Drug dosing is often simplified into three main methods: fixed dosing, weight-based dosing, and body surface area dosing. Today, I want to focus on weight-based dosing, where the dose is calculated as milligrams per kilogram of body weight. At first glance, it makes sense—larger individuals would need a higher dose than smaller individuals because their bodies are bigger.
However, this assumption has limitations.
The assumption behind weight-based dosing is that all pharmacokinetic parameters, like how the body absorbs, distributes, metabolizes, and excretes a drug, scale proportionally with body weight. Essentially, doubling someone’s body weight would require doubling their dose. But the body doesn’t work that way. For example, enzymes which are responsible for metabolizing drugs, don’t increase in number or efficiency just because someone weighs more. Similarly, processes like filtration in the kidneys aren’t directly proportional to body size either.
Take oxandrolone, for instance.
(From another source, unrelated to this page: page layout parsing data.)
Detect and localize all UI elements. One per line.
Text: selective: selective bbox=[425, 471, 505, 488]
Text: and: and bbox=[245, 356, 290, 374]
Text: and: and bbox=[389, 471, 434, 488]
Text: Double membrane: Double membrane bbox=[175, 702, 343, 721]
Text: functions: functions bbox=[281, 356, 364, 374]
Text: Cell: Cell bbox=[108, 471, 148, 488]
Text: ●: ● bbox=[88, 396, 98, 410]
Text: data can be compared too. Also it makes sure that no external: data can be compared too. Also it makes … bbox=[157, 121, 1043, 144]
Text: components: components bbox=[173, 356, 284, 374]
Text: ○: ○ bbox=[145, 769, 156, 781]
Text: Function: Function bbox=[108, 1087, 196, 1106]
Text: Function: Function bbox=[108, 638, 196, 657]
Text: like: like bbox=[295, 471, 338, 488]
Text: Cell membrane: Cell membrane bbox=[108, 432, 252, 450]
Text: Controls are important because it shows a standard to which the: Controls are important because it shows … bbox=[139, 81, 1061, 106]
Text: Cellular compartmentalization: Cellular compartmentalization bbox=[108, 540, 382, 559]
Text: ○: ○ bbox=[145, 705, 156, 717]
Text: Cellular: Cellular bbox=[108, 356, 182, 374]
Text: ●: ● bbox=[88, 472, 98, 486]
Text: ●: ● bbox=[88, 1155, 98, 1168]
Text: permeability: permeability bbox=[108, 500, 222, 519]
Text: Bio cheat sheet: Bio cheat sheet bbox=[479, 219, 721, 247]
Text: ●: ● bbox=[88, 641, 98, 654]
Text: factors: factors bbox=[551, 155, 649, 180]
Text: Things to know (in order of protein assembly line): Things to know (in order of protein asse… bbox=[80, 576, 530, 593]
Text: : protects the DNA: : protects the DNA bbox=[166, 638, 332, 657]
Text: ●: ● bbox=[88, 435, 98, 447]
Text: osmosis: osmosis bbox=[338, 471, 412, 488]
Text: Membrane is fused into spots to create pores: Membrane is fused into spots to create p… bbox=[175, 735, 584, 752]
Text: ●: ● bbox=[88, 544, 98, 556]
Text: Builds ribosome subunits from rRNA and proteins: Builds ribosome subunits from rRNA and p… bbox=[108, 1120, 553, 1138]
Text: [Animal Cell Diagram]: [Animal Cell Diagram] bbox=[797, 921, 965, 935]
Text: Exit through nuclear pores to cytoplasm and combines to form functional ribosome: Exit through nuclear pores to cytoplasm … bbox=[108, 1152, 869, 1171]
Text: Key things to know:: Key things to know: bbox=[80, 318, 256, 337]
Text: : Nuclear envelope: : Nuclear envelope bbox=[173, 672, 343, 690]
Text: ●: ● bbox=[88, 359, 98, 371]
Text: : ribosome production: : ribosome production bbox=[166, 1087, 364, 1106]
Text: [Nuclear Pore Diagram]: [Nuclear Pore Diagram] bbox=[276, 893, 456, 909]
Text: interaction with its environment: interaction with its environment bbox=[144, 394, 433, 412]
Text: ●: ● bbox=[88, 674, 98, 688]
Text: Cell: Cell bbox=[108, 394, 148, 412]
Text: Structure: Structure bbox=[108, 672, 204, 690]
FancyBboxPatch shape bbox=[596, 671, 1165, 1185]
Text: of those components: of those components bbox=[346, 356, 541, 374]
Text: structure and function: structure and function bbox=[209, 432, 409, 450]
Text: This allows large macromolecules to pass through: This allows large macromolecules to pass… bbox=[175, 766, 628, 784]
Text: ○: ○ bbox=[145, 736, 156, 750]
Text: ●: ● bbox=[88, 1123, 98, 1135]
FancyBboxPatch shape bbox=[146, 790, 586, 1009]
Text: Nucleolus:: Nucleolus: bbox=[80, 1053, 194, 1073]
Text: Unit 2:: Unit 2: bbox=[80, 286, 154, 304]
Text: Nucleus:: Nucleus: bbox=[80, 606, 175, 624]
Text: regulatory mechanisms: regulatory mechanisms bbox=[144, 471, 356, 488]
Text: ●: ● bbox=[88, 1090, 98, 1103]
A clinically studied dose for an 80 kg male is 20 mg, or 0.25 mg per kilogram. Using this formula, a 100 kg male would receive 25 mg, but this assumes that every extra kilogram of body weight increases the drug demand proportionally, which isn’t true. The liver enzymes processing the drug don’t multiply with weight, and neither do the androgen receptors the drug interacts with.
So, what’s the takeaway? Weight-based dosing is a convenient tool, but it oversimplifies the complexities of human physiology. Drug metabolism depends on far more than body weight, and assuming a linear relationship can lead to inappropriate dosing.